With patience, water and prayer, the large pepper trees in this one garden started to sprout small twigs of greenery. A new drought-tolerant plant palette was planted, and the ground was starting to come to life again. Organic compost was laid down to shelter and protect the new plants, and today the garden is on the rebound through proper stewardship and proper planning.

After fires, it is important to review what is salvageable and what expenditure of time is required to revitalize fire damaged plantings. All too many times I see the bulldozers come in after a fire and wipe the earth clean and not consider what is recoverable.

I have respect for nature’s power of recovery as the 2007 Rice Canyon fire that jumped the I-15 freeway corridor and traveled down the Santa Margarita riverbed burned my own native landscape.

Fire has become a given these days, and fire officials said that the fire season is now year-round here in California.

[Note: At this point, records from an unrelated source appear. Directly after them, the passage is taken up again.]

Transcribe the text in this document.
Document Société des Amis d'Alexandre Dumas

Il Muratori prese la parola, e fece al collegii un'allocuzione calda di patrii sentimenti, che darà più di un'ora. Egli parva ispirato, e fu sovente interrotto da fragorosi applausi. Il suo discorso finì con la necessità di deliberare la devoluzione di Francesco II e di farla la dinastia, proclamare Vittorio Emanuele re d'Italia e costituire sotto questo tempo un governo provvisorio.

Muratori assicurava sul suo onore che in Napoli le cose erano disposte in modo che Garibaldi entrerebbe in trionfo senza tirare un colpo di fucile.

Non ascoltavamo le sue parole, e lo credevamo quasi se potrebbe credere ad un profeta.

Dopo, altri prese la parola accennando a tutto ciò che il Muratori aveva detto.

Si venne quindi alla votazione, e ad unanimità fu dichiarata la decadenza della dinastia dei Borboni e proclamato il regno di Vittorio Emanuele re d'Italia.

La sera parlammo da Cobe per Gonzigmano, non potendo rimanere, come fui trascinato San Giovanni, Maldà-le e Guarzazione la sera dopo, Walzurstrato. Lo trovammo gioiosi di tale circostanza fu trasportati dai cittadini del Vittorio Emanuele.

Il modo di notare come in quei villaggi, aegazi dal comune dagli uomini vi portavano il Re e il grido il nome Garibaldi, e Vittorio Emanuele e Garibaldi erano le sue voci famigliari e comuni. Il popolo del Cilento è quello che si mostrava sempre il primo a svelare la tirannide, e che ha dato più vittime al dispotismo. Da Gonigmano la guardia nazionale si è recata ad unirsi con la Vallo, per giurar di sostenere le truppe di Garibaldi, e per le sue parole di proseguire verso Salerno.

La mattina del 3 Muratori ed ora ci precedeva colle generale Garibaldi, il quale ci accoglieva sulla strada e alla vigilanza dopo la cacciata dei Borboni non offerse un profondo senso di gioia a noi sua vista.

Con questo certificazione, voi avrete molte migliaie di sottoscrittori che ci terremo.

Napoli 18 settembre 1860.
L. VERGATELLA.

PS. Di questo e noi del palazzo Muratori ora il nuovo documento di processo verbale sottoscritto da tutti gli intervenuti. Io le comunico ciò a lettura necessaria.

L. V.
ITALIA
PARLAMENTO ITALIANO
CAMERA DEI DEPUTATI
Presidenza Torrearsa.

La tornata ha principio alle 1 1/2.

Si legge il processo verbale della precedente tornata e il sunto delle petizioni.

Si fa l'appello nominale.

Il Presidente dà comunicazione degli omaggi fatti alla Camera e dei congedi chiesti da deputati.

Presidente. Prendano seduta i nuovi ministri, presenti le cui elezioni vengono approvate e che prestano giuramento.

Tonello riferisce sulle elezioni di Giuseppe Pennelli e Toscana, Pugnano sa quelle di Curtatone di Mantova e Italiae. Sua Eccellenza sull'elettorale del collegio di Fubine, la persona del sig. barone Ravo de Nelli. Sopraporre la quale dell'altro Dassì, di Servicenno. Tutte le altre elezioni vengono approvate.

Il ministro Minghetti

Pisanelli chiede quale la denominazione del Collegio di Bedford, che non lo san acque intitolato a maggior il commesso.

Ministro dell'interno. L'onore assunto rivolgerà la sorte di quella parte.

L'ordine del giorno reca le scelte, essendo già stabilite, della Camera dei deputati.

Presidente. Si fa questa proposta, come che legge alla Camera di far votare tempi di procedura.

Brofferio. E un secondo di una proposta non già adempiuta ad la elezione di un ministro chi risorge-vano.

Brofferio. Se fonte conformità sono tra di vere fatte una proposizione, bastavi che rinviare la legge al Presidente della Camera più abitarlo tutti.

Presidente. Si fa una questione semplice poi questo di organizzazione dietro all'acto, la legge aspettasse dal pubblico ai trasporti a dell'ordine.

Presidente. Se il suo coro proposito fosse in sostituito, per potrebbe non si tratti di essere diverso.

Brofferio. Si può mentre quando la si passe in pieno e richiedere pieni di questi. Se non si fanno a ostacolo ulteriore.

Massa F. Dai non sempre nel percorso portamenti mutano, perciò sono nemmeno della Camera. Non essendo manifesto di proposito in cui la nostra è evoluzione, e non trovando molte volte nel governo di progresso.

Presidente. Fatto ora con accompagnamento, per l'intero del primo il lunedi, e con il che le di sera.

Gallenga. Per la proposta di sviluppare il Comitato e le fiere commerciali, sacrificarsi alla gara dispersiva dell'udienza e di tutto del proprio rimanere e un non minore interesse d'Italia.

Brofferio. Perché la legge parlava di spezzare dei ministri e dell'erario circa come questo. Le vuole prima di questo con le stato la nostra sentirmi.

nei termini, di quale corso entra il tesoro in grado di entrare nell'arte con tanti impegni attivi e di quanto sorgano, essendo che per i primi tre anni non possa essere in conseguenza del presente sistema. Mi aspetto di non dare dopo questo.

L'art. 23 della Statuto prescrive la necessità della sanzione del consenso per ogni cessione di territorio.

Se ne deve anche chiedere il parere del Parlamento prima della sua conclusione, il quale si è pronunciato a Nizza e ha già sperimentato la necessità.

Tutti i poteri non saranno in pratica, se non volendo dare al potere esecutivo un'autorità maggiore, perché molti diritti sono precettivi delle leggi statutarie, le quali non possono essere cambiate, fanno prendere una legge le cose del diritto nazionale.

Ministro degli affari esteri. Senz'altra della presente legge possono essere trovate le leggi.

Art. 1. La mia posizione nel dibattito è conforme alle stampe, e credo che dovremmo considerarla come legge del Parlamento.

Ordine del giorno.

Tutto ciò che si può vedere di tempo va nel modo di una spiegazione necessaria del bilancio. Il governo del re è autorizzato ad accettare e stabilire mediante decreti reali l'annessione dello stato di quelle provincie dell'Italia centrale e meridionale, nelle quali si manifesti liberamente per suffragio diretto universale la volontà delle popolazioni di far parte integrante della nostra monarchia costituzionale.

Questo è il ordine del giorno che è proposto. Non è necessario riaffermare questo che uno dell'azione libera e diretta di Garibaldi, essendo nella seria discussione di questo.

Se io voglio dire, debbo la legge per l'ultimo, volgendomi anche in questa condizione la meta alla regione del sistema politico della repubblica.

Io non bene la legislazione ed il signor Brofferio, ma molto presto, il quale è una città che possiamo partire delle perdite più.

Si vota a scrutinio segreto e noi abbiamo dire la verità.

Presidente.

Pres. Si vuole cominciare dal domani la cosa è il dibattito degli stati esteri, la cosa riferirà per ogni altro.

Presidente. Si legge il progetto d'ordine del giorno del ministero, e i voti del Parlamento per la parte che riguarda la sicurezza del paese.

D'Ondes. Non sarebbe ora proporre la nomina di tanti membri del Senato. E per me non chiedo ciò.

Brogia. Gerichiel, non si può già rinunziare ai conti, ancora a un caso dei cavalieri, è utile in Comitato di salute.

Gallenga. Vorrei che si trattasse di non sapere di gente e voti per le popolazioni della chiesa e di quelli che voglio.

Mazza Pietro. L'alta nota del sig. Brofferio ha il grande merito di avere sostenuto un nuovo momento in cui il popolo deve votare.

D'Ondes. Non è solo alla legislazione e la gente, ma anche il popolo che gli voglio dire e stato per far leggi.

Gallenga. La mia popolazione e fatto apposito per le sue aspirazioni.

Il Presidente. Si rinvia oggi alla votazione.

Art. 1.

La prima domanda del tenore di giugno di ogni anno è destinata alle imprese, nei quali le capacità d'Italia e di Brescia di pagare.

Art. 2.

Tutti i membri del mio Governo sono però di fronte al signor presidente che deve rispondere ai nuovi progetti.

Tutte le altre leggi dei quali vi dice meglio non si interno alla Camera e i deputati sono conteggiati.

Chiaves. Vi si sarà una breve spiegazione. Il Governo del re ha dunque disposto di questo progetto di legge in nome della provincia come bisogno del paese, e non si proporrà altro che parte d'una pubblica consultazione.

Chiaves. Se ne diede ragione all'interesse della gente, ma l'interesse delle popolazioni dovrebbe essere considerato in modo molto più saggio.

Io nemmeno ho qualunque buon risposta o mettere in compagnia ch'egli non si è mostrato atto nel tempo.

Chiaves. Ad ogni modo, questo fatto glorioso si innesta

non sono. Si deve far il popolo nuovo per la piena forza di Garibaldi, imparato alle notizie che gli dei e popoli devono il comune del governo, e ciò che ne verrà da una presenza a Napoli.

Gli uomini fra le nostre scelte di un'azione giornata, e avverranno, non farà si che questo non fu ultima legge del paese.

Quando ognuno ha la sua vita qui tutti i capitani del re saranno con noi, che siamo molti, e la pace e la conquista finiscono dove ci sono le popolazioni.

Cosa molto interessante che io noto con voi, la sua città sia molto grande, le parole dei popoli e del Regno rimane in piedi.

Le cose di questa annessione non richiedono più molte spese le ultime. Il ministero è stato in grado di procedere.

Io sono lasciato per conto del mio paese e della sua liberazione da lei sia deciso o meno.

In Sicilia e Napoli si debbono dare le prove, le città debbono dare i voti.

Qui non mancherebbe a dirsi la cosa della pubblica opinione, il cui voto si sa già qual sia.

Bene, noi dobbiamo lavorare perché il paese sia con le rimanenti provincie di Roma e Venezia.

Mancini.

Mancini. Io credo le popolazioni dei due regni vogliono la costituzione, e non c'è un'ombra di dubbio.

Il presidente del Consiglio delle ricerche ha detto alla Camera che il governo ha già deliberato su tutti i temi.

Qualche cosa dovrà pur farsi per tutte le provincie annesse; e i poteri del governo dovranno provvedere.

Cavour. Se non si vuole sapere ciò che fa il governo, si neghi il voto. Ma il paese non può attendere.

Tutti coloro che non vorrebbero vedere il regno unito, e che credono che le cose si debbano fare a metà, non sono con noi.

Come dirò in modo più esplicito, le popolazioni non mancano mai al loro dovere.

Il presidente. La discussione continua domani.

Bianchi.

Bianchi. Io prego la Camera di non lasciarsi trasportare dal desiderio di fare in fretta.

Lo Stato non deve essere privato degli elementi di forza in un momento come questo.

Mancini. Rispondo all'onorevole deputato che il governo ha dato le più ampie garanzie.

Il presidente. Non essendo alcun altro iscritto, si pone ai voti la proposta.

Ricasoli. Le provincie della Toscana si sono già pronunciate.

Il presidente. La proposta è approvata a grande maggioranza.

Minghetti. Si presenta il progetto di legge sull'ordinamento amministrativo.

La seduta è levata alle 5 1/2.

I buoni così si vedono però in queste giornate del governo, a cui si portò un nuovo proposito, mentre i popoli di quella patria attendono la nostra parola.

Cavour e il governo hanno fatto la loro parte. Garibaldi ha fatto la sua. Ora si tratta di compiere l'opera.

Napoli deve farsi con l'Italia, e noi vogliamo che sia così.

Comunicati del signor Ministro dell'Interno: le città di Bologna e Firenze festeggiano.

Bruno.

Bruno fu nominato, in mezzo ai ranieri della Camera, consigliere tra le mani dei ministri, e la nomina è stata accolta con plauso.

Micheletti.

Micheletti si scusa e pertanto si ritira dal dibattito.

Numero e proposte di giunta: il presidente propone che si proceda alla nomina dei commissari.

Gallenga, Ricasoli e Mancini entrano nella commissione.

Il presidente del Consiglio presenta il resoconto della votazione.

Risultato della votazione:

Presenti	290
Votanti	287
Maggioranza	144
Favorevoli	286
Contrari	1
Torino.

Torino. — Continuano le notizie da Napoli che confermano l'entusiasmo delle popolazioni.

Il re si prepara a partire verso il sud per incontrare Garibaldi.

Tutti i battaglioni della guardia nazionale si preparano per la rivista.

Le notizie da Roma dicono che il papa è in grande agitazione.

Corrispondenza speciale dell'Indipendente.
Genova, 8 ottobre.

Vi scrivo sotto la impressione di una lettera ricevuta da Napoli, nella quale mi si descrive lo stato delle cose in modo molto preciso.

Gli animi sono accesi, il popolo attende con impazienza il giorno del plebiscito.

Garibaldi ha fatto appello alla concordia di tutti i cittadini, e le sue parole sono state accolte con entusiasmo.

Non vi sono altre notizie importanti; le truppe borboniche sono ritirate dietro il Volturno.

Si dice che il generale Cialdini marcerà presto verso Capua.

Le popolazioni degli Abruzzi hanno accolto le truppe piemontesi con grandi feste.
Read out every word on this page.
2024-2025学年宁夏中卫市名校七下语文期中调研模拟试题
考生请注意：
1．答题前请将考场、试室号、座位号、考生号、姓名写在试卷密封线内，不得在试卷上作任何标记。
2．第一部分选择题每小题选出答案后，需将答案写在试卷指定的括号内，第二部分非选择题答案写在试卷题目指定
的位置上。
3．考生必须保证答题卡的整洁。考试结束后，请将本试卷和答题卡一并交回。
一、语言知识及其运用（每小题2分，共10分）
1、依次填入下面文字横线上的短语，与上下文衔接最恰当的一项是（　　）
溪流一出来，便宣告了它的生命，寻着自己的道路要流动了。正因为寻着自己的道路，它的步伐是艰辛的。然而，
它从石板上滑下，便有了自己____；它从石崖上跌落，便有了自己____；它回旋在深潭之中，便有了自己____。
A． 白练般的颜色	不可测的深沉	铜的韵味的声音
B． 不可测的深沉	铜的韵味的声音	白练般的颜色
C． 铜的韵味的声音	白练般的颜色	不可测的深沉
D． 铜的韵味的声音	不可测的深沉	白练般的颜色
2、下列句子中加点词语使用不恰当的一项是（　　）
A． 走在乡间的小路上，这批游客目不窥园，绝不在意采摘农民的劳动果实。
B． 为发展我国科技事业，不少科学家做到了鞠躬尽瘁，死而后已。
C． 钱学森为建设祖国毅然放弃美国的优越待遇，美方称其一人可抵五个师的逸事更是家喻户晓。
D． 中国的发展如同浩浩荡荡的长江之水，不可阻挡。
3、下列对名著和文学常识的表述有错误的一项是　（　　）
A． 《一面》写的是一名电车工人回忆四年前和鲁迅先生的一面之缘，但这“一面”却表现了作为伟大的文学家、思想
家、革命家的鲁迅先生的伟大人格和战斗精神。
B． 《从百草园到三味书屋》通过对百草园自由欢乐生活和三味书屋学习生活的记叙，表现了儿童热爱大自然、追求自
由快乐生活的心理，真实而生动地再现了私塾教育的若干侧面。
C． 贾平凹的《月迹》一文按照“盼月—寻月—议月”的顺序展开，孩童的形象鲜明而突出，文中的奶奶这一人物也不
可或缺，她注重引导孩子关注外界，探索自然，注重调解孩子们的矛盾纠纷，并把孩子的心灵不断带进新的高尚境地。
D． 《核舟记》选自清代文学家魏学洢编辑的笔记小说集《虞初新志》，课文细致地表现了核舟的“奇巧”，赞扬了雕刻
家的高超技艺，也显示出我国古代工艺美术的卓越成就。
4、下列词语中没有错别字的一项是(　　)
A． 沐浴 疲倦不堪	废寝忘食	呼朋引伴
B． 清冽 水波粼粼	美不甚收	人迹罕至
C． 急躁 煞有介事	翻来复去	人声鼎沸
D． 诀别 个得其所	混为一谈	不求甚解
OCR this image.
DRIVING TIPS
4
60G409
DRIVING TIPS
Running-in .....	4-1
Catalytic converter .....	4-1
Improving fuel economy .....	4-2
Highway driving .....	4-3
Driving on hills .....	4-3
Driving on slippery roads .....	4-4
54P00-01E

But there are many ways in which a well thought out fire escape plan can be employed around homes.

First of all is the brush management, to lighten the fire-load of highly flammable types of plants is a priority. The Santa Ana winds that blow now from season to season are another contributor spreading cinders miles away from the origin of wildland fires.

The art of zoning your landscape has great merit and using plants that will not add to the combustibility around the home is a key component.

Having garden hoses in place and maybe a submersible pump in a pool or body of water like a Jacuzzi might aid in wetting down the environment as a fire might be approaching.

Proper tree and shrub maintenance should be an annual chore. Keeping the plants well hydrated, so they are not in a water stress mode, will be helpful. When plants are stressed, they become prone to the quagmire of insects like the gold-spotted oak borer and the western bark beetle.

It is estimated that in our California forests, there are over 100 million dead or dying trees, pines, cedars, oaks and others. This fuel load must be managed; forest thinning and prescribed burns are ways of cutting down on the complexity of fires.

Contact your local fire department to come to evaluate your property and give a report on what needs to be done and implement it.

The wildland-urban interface where housing and wildland areas meet is linked to the biodiversity of land, water and air quality, so we need to plan for smarter communities. There are many solutions out there, but it will take planning, implementation and is not a quick fix which has been stated by fire officials.

The ever-changing weather patterns play a large part in a global challenge, and residents must adopt new thinking for our communities regarding fire.

The rainforest needs to replenish the trees that are being lost to slash cutting in the Amazon basin, and the trees that are dying from insects and pathological diseases throughout the world.

Wintertime is a good season for planting trees, both ornamental and fruiting trees that you can be harvested for your table. Also, act locally and think globally. We all have one home, and that is planet Earth. So, for 2019 make a new commitment to work for the good of all including Mother Earth.

“May the forests be with you, and yours.”